Last week I made the easy trek to Chino Farms in Rancho Santa Fe. If the traffic gods are smiling, it’s just an hour-plus from O.C. to the unprepossessing north San Diego County farm stand, where, upon arriving, if you didn’t know in advance you would never guess that anyone outside the immediate neighborhood has any idea the place exists. But, oh, do they ever. Thanks to patrons like Alice Waters and Wolfgang Puck, it wouldn’t be an exaggeration to say Chino Farms’ The Vegetable Shop is the most famous farm stand in the United States.

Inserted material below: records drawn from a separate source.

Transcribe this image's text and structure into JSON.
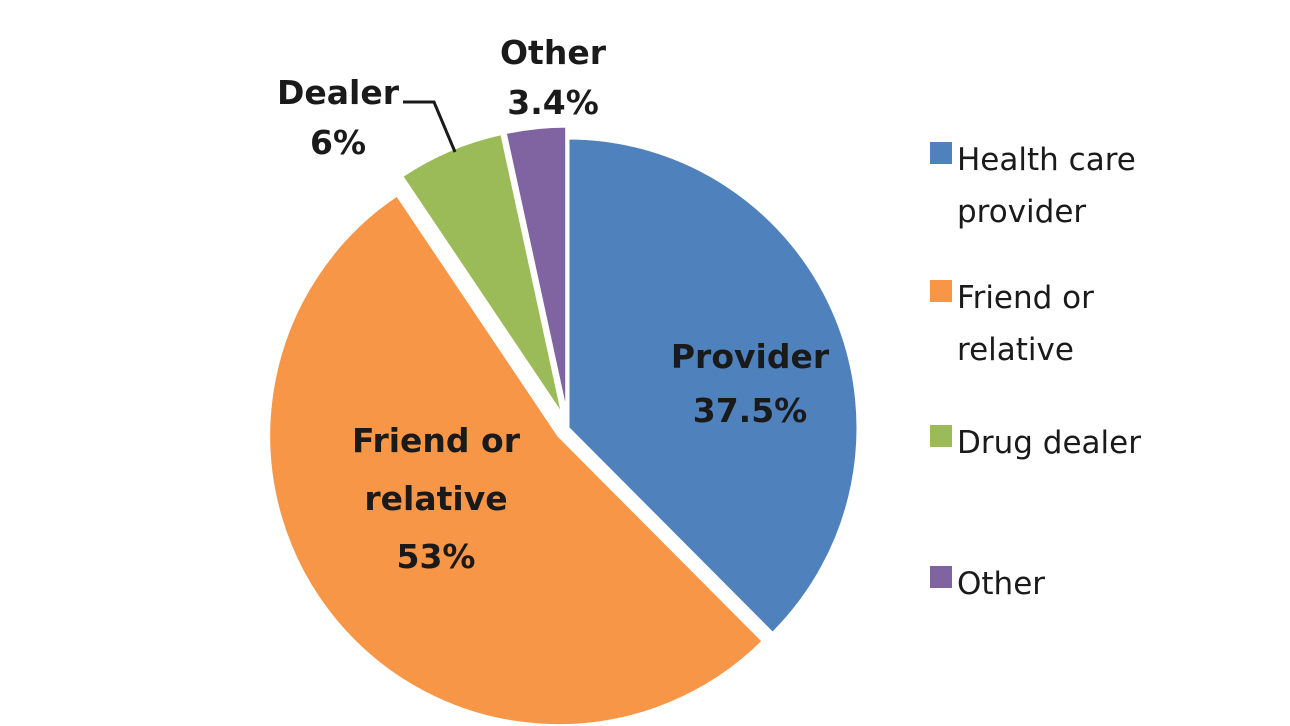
{
  "chart_data": {
    "type": "pie",
    "legend_position": "right",
    "slices": [
      {
        "legend": "Health care provider",
        "legend_lines": [
          "Health care",
          "provider"
        ],
        "label_lines": [
          "Provider",
          "37.5%"
        ],
        "value": 37.5,
        "color": "#4F81BD",
        "exploded": false
      },
      {
        "legend": "Friend or relative",
        "legend_lines": [
          "Friend or",
          "relative"
        ],
        "label_lines": [
          "Friend or",
          "relative",
          "53%"
        ],
        "value": 53,
        "color": "#F79646",
        "exploded": true
      },
      {
        "legend": "Drug dealer",
        "legend_lines": [
          "Drug dealer"
        ],
        "label_lines": [
          "Dealer",
          "6%"
        ],
        "value": 6,
        "color": "#9BBB59",
        "exploded": true
      },
      {
        "legend": "Other",
        "legend_lines": [
          "Other"
        ],
        "label_lines": [
          "Other",
          "3.4%"
        ],
        "value": 3.4,
        "color": "#8064A2",
        "exploded": true
      }
    ]
  }
}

Jason Quinn of Playground in downtown Santa Ana makes the trip several times a month, and not only for designated Chino Farms BattleDish dinners in the 2.0 space next door to his restaurant, though they are a consideration. “If I could,” Quinn said, “I’d use only Chino produce.” For the special dinners, which occur a couple or three times a month (check the 2.0 calendar here), Quinn and his sous chefs each prepare four courses, and a winner is judged by attendees. The food on BattleDish nights is completely vegetarian. When I talked to Quinn, he’d just returned with the Chino haul for that night’s event. His selection included baby Cherokee tomatoes, eggplant, and concord grapes—the latter to appear in a PB&J crepe cake, in a concord grape jam he’d just finished making. Quinn cited Chino Farms haricots verts as a favorite, and indeed when I visited the stand I noted their tiny, uniform perfection. If you’ve ever, as I have, grown the weensy green beans, combing daily through the plants for a handful of just-right specimens, you’ll appreciate the Chinos doing it for you. It was the Chino’s haricots verts that first impressed Alice Waters, too, I believe.

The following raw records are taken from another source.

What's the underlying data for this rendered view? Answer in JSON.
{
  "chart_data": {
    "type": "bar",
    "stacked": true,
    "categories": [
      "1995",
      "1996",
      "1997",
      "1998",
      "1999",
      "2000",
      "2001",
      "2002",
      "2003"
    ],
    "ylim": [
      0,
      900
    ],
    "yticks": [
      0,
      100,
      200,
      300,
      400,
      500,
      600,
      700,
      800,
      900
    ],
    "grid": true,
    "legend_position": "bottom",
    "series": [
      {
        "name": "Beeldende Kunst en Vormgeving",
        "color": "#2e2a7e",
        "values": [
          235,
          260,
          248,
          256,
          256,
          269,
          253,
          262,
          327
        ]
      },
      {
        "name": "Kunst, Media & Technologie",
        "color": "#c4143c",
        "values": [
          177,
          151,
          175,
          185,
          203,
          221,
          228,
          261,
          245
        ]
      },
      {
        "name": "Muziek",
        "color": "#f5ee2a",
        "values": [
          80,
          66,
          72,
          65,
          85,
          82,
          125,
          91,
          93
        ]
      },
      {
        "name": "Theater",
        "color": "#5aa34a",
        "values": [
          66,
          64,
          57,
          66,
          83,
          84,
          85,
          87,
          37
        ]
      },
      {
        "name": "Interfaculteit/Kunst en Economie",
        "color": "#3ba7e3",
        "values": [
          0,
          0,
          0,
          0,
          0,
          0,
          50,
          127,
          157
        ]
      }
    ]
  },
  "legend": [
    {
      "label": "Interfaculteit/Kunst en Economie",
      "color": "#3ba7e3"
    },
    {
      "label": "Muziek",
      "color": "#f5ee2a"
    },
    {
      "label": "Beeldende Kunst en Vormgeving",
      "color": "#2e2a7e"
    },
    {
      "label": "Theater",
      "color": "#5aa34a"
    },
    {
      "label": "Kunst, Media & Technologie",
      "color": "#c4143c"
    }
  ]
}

Perhaps corn and strawberries, including the tiny, fragrant frais de bois, are the Chino’s most famous crops, but the range of what the family grows is vast—take a look at what you might find in the current season. I bought a jar of their own peach jam, with only peaches and cane sugar, and, (the reason I gave it a try) “no added pectin” proudly indicated on the label. The stand is closed on Monday, and hours change seasonally though opening time is usually dependably 10 a.m. Plan to get there not too long after that, especially on a day when the Playground guys are shopping. Jason Quinn says that when they go, the fully stocked stand at 10 a.m. is considerably thinned out by 10:45. Like almost any produce shopping, the early bird gets the worm—but in this case, the worm is world-class.